As mentioned earlier, the dataset contains 24 columns and 195 rows. A descriptive-statistics of the data has been shown below.
An eyeball of the descriptive statistics indicates some columns have huge values compared to the other columns. Some of these columns include MDVP:Fhi(Hz), MDVP:Flo(Hz) and MDVP:Fo(Hz). One of the questions that popped up was the role the average vocal frequency played in a person being a Parkinson dataset or not. To answer this question, the dataset was segregated into two data frames; the first was a data frame with data for only diabetic patients and the other for non-diabetic patients. As we can see in the graph below, the average vocal frequencies of healthy people are generally higher than that of Parkinson patients.

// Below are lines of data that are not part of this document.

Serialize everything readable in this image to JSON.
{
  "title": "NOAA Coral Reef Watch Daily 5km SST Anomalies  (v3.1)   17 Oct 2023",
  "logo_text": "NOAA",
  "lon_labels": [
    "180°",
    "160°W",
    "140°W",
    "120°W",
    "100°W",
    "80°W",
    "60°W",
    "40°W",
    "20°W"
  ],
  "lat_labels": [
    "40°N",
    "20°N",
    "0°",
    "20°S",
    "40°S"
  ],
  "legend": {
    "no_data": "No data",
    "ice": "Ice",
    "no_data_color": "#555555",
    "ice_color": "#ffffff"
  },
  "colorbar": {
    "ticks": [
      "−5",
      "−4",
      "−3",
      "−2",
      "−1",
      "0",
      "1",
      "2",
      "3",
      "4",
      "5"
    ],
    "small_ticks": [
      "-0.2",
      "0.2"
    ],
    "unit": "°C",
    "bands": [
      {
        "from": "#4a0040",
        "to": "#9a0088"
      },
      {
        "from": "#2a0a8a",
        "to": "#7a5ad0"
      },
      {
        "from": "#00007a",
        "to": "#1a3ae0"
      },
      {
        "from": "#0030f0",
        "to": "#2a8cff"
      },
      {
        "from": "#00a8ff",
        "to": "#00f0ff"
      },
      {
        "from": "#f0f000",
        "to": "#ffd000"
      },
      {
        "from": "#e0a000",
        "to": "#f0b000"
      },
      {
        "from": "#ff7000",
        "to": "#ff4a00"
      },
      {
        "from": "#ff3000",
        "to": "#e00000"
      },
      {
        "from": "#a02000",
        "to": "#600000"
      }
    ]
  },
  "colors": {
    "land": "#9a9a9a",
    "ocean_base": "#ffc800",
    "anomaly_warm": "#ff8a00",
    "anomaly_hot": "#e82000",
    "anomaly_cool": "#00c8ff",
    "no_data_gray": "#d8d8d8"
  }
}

Another question that popped up was whether the amplitude of recorded voices had a correlation with Parkinson patients. To answer this questions, three samples were randomly drawn from the non-patient Parkinson data frame (patients without Parkinson from the original dataset). Scatter plots for the amplitude of these three samples from non-patients were plotted against amplitude of patients. The scatter plot showed a fairly-low negative correlation between the amplitude of patients and non-patients.
To instantiate this fact, the amplitude healthy people and Parkinson patients were plotted on a line chat as shown below. The amplitude of patients are significantly lower than healthy people.

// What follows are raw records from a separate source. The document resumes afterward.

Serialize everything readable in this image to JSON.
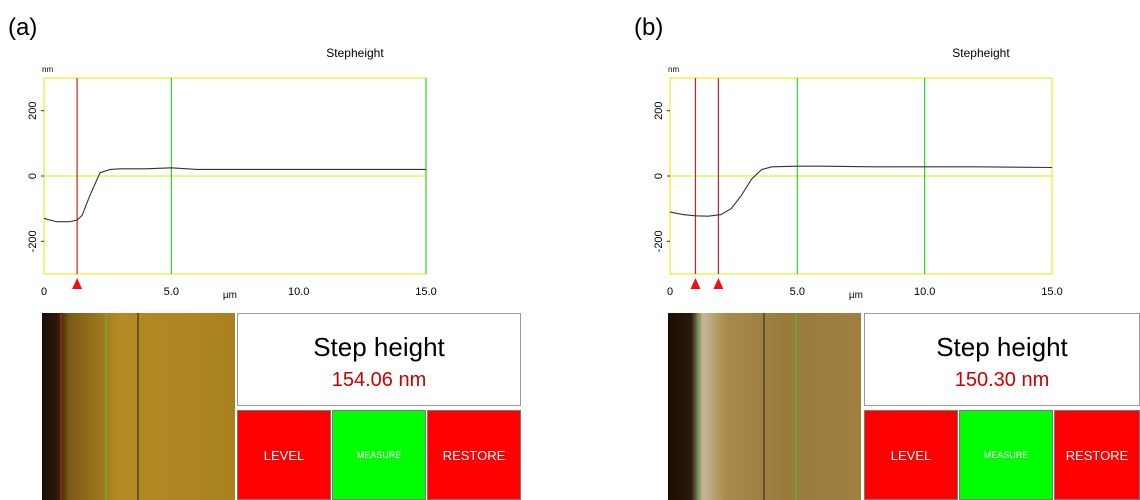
{
  "panels": [
    {
      "label": "(a)",
      "chart_title": "Stepheight",
      "y_unit": "nm",
      "x_unit": "µm",
      "x_ticks": [
        "0",
        "5.0",
        "10.0",
        "15.0"
      ],
      "y_ticks": [
        "200",
        "0",
        "-200"
      ],
      "result_title": "Step height",
      "result_value": "154.06 nm",
      "buttons": {
        "level": "LEVEL",
        "measure": "MEASURE",
        "restore": "RESTORE"
      }
    },
    {
      "label": "(b)",
      "chart_title": "Stepheight",
      "y_unit": "nm",
      "x_unit": "µm",
      "x_ticks": [
        "0",
        "5.0",
        "10.0",
        "15.0"
      ],
      "y_ticks": [
        "200",
        "0",
        "-200"
      ],
      "result_title": "Step height",
      "result_value": "150.30 nm",
      "buttons": {
        "level": "LEVEL",
        "measure": "MEASURE",
        "restore": "RESTORE"
      }
    }
  ],
  "chart_data": [
    {
      "type": "line",
      "title": "Stepheight",
      "xlabel": "µm",
      "ylabel": "nm",
      "xlim": [
        0,
        15
      ],
      "ylim": [
        -300,
        300
      ],
      "series": [
        {
          "x": [
            0,
            0.5,
            1.0,
            1.3,
            1.5,
            1.8,
            2.2,
            2.6,
            3.0,
            4.0,
            5.0,
            6.0,
            8.0,
            10.0,
            12.0,
            15.0
          ],
          "y": [
            -130,
            -140,
            -140,
            -135,
            -120,
            -60,
            10,
            20,
            22,
            22,
            25,
            20,
            20,
            20,
            20,
            20
          ]
        }
      ],
      "red_cursors_x": [
        1.3
      ],
      "green_cursors_x": [
        5.0,
        15.0
      ],
      "red_markers_x": [
        1.3
      ]
    },
    {
      "type": "line",
      "title": "Stepheight",
      "xlabel": "µm",
      "ylabel": "nm",
      "xlim": [
        0,
        15
      ],
      "ylim": [
        -300,
        300
      ],
      "series": [
        {
          "x": [
            0,
            0.5,
            1.0,
            1.5,
            2.0,
            2.4,
            2.8,
            3.2,
            3.6,
            4.0,
            5.0,
            6.0,
            8.0,
            10.0,
            12.0,
            15.0
          ],
          "y": [
            -110,
            -118,
            -122,
            -123,
            -118,
            -100,
            -60,
            -10,
            20,
            28,
            30,
            30,
            28,
            28,
            28,
            26
          ]
        }
      ],
      "red_cursors_x": [
        1.0,
        1.9
      ],
      "green_cursors_x": [
        5.0,
        10.0
      ],
      "red_markers_x": [
        1.0,
        1.9
      ]
    }
  ],
  "colors": {
    "axis": "#e8e800",
    "zero_line": "#e8e800",
    "red_cursor": "#cc2222",
    "green_cursor": "#33cc33",
    "trace": "#333333",
    "button_red": "#ff0000",
    "button_green": "#00ff00",
    "result_value": "#cc0000"
  }
}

If a person is a Parkinson patient, is the person having more noise in his vocals or not. This is a very sensitive question our data set will help us answer. The “noise to total components in the voice” columns of the patient and healthy data frames we extracted from the original data frame were used for this analysis. These columns were “NHR” and “HNR”. An empirical distribution cumulative was made for these two columns each for patients and non-patients. For both, patient “NHR” and healthy “NHR” columns, it can be inferred that less than all the patients had almost zero noise to total components in their voices. So, a tangible answer could not be obtained from these columns.
The same could not be said about the patient “HNR” and healthy “HNR” columns. For patient “HNR”, where hundred percent of the healthy people had a noise to tonal component of about 30. Patients had less noise to vocal component of about 35.
And for healthy people:
This information was buttressed by the line where patients had a high noise to vocal component as shown below.

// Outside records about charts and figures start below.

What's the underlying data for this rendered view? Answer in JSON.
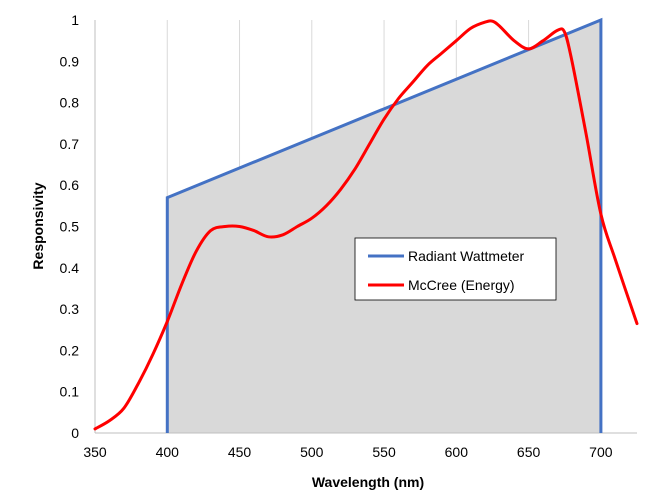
{
  "chart_data": {
    "type": "line",
    "xlabel": "Wavelength (nm)",
    "ylabel": "Responsivity",
    "xlim": [
      350,
      725
    ],
    "ylim": [
      0,
      1
    ],
    "xticks": [
      350,
      400,
      450,
      500,
      550,
      600,
      650,
      700
    ],
    "yticks": [
      0,
      0.1,
      0.2,
      0.3,
      0.4,
      0.5,
      0.6,
      0.7,
      0.8,
      0.9,
      1
    ],
    "yticks_labels": [
      "0",
      "0.1",
      "0.2",
      "0.3",
      "0.4",
      "0.5",
      "0.6",
      "0.7",
      "0.8",
      "0.9",
      "1"
    ],
    "grid": "vertical",
    "legend_position": "center-right",
    "colors": {
      "wattmeter": "#4472c4",
      "mccree": "#ff0000",
      "fill": "#d9d9d9",
      "grid": "#d9d9d9",
      "axis": "#bfbfbf"
    },
    "series": [
      {
        "name": "Radiant Wattmeter",
        "x": [
          400,
          400,
          700,
          700
        ],
        "y": [
          0,
          0.57,
          1.0,
          0
        ]
      },
      {
        "name": "McCree (Energy)",
        "x": [
          350,
          360,
          370,
          380,
          390,
          400,
          410,
          420,
          430,
          440,
          450,
          460,
          470,
          480,
          490,
          500,
          510,
          520,
          530,
          540,
          550,
          560,
          570,
          580,
          590,
          600,
          610,
          620,
          625,
          630,
          640,
          650,
          660,
          670,
          675,
          680,
          690,
          700,
          710,
          725
        ],
        "y": [
          0.01,
          0.03,
          0.06,
          0.12,
          0.19,
          0.27,
          0.36,
          0.44,
          0.49,
          0.5,
          0.5,
          0.49,
          0.475,
          0.48,
          0.5,
          0.52,
          0.55,
          0.59,
          0.64,
          0.7,
          0.76,
          0.81,
          0.85,
          0.89,
          0.92,
          0.95,
          0.98,
          0.995,
          0.997,
          0.985,
          0.95,
          0.93,
          0.95,
          0.975,
          0.97,
          0.9,
          0.72,
          0.53,
          0.42,
          0.265
        ]
      }
    ]
  }
}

Yes, a lot of questions have indeed been explored. EDA is indeed a great principle. With the questions out of the way, we can go on to do a prediction to know who a healthy person or a patient can be provided we get the same data from new people around the around.
To make this prediction, Linear regression and GradientBoostingClassifier were used to ascertain this information. First, the features and the label were instantiated as for both algorithms. After that, the large-value columns were normalized to be on the same scale with the smaller-value columns. This helps to get a better prediction. The normalized dataset was then split using 80% for training and 20% for testing. These three processes were done for both algorithms. The diagram below depicts this information.
After the features were fed to the both algorithms (Linear regression and GradientBoostingClassifier), an accuracy of 92.3% of knowing a diabetic or a non-diabetic patient. Shown below is the result for the Linear Regression.
Shown below is the result for the GradientBoostingClassifier.
With all the above information, we can highly predict a Parkinson patient and a healthy person provided we have all the necessary information as shown in our feature columns. Indeed, Machine learning has really come to stay and it is transforming the WORLD!!!